3 March 2019
Today, 3 March, is World Wildlife Day, a day when people around the world join together to celebrate and raise awareness of the world's wildlife. This year's theme is life below the surface, but since we don't have many aquatic animals, we thought we'd focus a little extra on our critically endangered Sumatran tigers.

In fact, top predators - those animals at the top of the food chain - also ultimately affect water. Predators play a very important role in an ecosystem. They keep prey populations from becoming too numerous and, in turn, eating too much of what the prey eat. But predators have an impact in many more ways than just keeping prey and smaller predators down. The mere presence of predators in an area causes prey to change their behaviour, morphology (shape and structure) and choice of habitat. This means that predators also affect the whole vegetation both on land and in water, benefiting many other species. Predators that keep down the number of large herbivores also counteract the greenhouse effect and climate change on Earth.
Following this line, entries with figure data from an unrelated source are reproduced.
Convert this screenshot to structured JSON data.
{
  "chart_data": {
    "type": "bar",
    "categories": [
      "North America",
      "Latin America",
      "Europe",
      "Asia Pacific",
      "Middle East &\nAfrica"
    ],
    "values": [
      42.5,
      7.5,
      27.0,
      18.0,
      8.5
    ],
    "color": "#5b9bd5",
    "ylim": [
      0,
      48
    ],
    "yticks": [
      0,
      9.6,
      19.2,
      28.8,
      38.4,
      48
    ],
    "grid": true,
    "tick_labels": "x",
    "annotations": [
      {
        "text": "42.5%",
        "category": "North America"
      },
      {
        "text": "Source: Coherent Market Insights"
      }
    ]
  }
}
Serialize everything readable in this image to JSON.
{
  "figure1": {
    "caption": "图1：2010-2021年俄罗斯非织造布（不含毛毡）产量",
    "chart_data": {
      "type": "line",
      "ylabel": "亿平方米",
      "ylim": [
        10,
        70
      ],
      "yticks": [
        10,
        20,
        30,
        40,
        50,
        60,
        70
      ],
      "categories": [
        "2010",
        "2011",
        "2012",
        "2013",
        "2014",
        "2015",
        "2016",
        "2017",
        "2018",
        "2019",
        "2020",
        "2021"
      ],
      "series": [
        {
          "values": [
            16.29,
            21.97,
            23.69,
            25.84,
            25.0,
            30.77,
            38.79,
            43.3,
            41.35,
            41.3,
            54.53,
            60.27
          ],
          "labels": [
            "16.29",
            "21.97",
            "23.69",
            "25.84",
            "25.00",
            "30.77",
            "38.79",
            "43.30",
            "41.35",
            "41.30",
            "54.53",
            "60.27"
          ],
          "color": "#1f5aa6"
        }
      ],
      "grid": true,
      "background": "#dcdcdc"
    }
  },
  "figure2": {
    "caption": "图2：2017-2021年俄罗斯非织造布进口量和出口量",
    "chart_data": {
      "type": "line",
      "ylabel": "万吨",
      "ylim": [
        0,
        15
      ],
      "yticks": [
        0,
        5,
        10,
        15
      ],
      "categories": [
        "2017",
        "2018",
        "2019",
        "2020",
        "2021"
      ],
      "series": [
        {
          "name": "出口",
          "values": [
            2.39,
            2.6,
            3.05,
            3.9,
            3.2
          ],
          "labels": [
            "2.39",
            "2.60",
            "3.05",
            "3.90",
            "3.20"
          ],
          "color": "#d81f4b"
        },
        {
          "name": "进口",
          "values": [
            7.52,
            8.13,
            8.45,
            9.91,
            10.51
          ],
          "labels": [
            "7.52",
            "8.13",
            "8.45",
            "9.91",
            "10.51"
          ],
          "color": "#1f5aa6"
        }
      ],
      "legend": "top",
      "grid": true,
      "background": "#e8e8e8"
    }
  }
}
Together with the children from Gredby Preschool, who visit us every month, we have created an artwork inspired by a previous World Wildlife Day poster winner. The children have made handprints in different colours. Each finger corresponds to a Sumatran tiger left in the wild (400-500).
Each finger on the black handprints corresponds to one tiger shot annually (50).
The zoo's tigers are Wayan, Bagus, Keisha and Tenga and they are part of a conservation programme for endangered species.